I encounter wonderful volunteers at PoconoArts and in the community arts organizations that apply for grants. We all work to bring our communities together through a wide array of cultural experiences. Our mission is to improve access to the arts for artists and the community that will experience their art. Because of the PPA program, the Pocono Arts Council is able to reach a larger geographic region beyond Monroe County.
We are here to be a community resource for artists and art lovers. We serve the mission statement and our members, community partners, citizens of NEPA, and all the many visitors who walk through our door. In the 15 years I have been the PPA Program Coordinator, I have had the opportunity to work with hundreds of organizations and artists.
I also appreciate working alongside the 13 regional partners throughout the state that administer the PPA programs in their locales, as well as PCA staff.
We can’t talk about public support and funding for the arts without talking about advocacy. The money that funds these grants comes from the state legislature. This is state tax money coming back to the citizens.
What we need to know is that the creative economy in PA is a huge economic driver. The nickel a citizen that is represented in these grant awards helps drive the local economy. People get out and connect in their towns or they explore NEPA. People hire a sitter, organizations buy supplies from a local business to support a project, they participate in their communities, they volunteer, they buy a meal out with friends, or shop nearby at a venue before an event.

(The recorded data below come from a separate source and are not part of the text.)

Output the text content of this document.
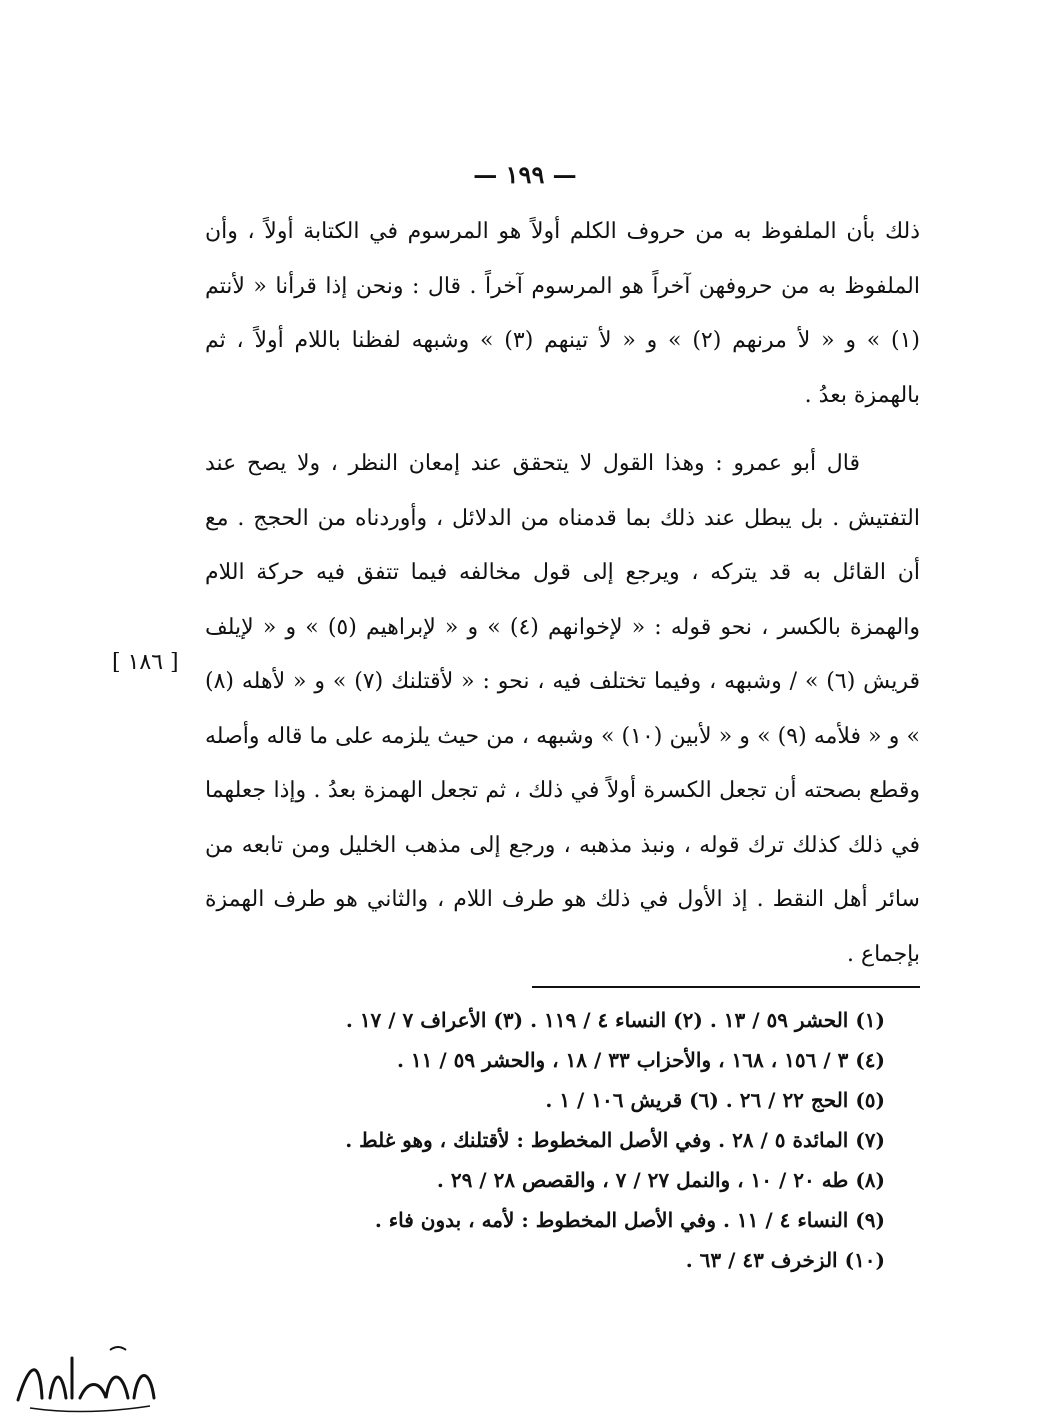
— ١٩٩ —

ذلك بأن الملفوظ به من حروف الكلم أولاً هو المرسوم في الكتابة أولاً ، وأن الملفوظ به من حروفهن آخراً هو المرسوم آخراً . قال : ونحن إذا قرأنا « لأنتم (١) » و « لأ مرنهم (٢) » و « لأ تينهم (٣) » وشبهه لفظنا باللام أولاً ، ثم بالهمزة بعدُ .

قال أبو عمرو : وهذا القول لا يتحقق عند إمعان النظر ، ولا يصح عند التفتيش . بل يبطل عند ذلك بما قدمناه من الدلائل ، وأوردناه من الحجج . مع أن القائل به قد يتركه ، ويرجع إلى قول مخالفه فيما تتفق فيه حركة اللام والهمزة بالكسر ، نحو قوله : « لإخوانهم (٤) » و « لإبراهيم (٥) » و « لإيلف قريش (٦) » / وشبهه ، وفيما تختلف فيه ، نحو : « لأقتلنك (٧) » و « لأهله (٨) » و « فلأمه (٩) » و « لأبين (١٠) » وشبهه ، من حيث يلزمه على ما قاله وأصله وقطع بصحته أن تجعل الكسرة أولاً في ذلك ، ثم تجعل الهمزة بعدُ . وإذا جعلهما في ذلك كذلك ترك قوله ، ونبذ مذهبه ، ورجع إلى مذهب الخليل ومن تابعه من سائر أهل النقط . إذ الأول في ذلك هو طرف اللام ، والثاني هو طرف الهمزة بإجماع .

[ ١٨٦ ]

(١) الحشر ٥٩ / ١٣ . (٢) النساء ٤ / ١١٩ . (٣) الأعراف ٧ / ١٧ .

(٤) ٣ / ١٥٦ ، ١٦٨ ، والأحزاب ٣٣ / ١٨ ، والحشر ٥٩ / ١١ .

(٥) الحج ٢٢ / ٢٦ . (٦) قريش ١٠٦ / ١ .

(٧) المائدة ٥ / ٢٨ . وفي الأصل المخطوط : لأقتلنك ، وهو غلط .

(٨) طه ٢٠ / ١٠ ، والنمل ٢٧ / ٧ ، والقصص ٢٨ / ٢٩ .

(٩) النساء ٤ / ١١ . وفي الأصل المخطوط : لأمه ، بدون فاء .

(١٠) الزخرف ٤٣ / ٦٣ .
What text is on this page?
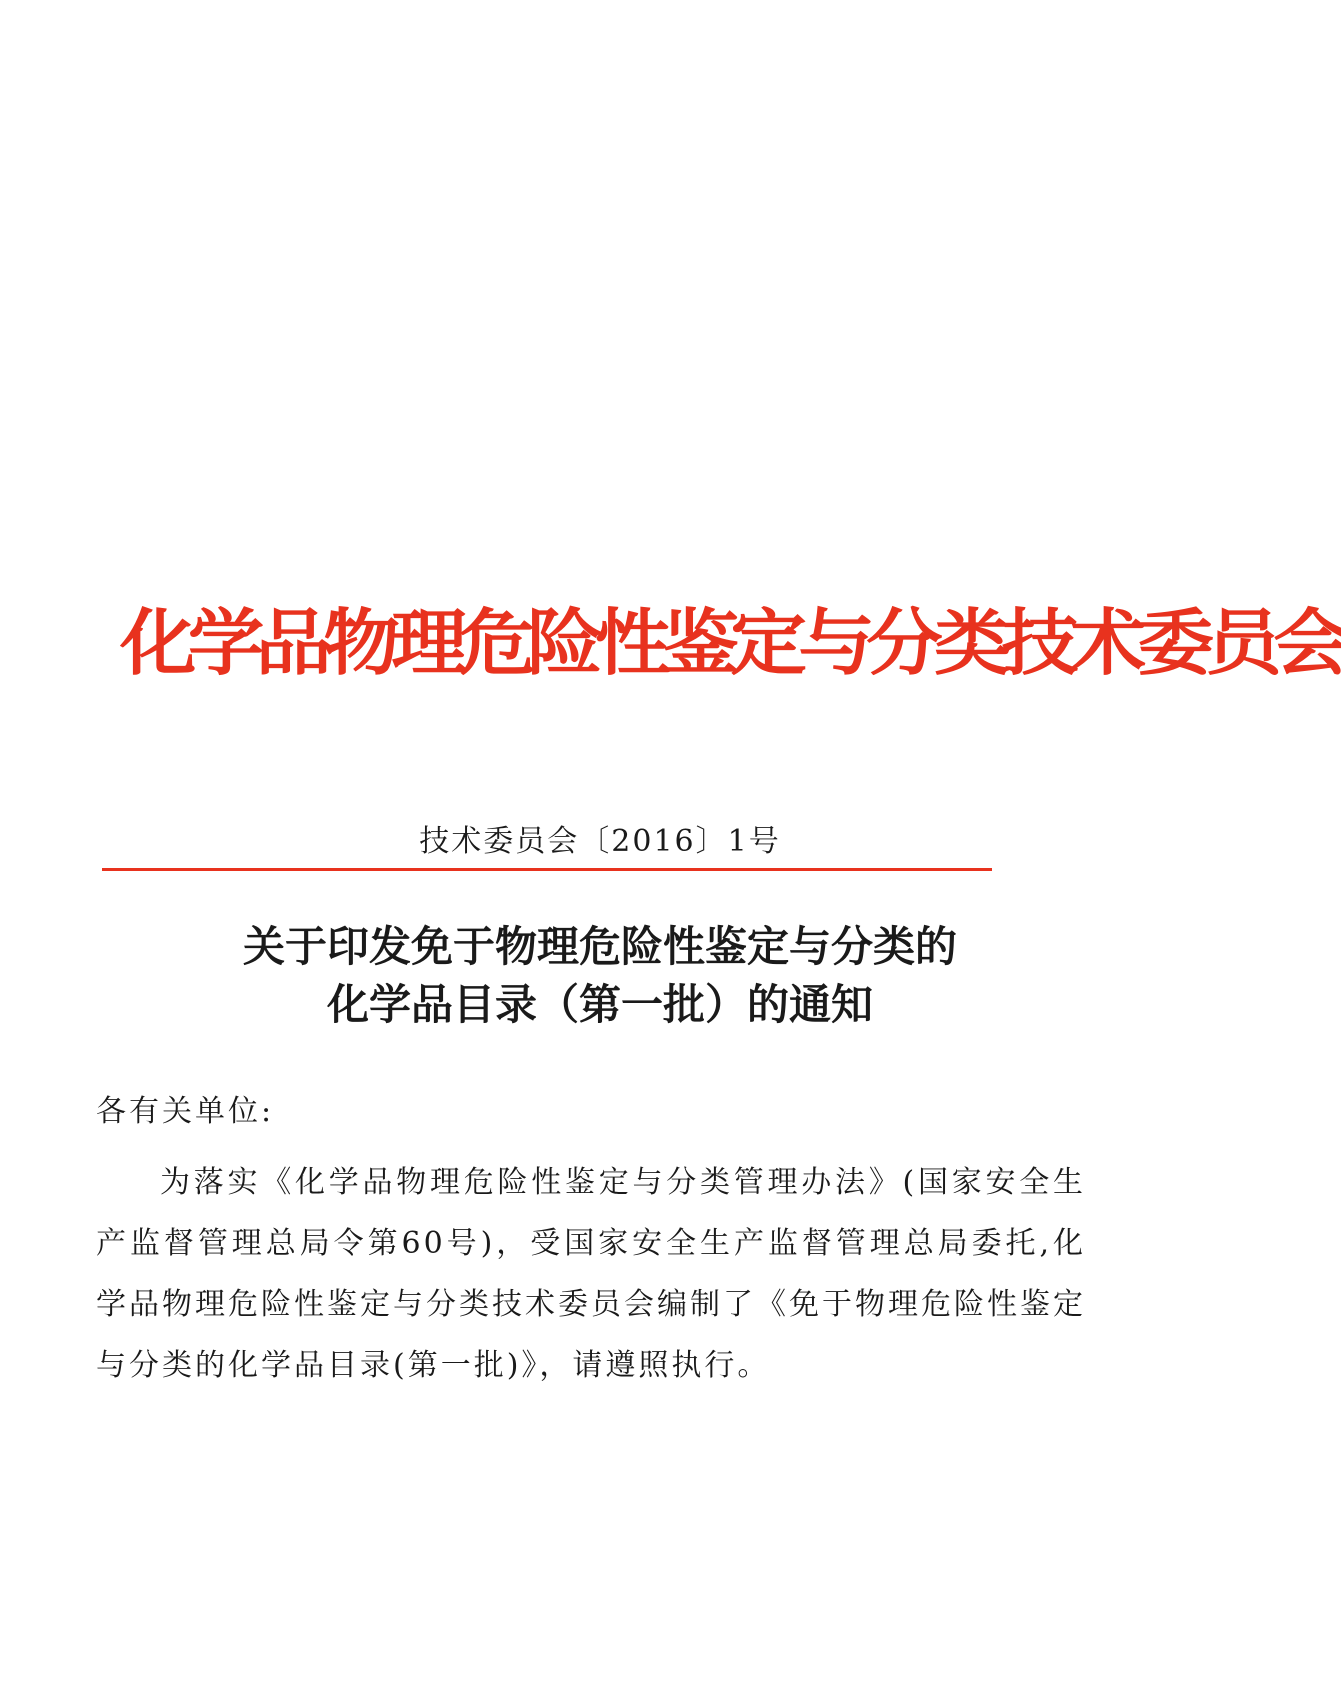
化学品物理危险性鉴定与分类技术委员会
技术委员会〔2016〕1号
关于印发免于物理危险性鉴定与分类的
化学品目录（第一批）的通知
各有关单位:

为落实《化学品物理危险性鉴定与分类管理办法》(国家安全生产监督管理总局令第60号)，受国家安全生产监督管理总局委托,化学品物理危险性鉴定与分类技术委员会编制了《免于物理危险性鉴定与分类的化学品目录(第一批)》，请遵照执行。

The grant award helps to seed the community and get people in motion. It comes back to benefit the local citizens, and local businesses. The budget for the grants themselves comes through the general legislature and the NEA. These grants may be small in size, but they have a big impact.
Thank your local state legislators for their ongoing support! Supporting Local Arts is not a partisan issue, it is a quality of life issue.
Do you have any hobbies you’d like to share?
My hobbies include community theater, singing, and volunteering with a local hospice. Truth be told, I am currently obsessed with paper crafts… and buttercream, and I am coming into gingerbread season.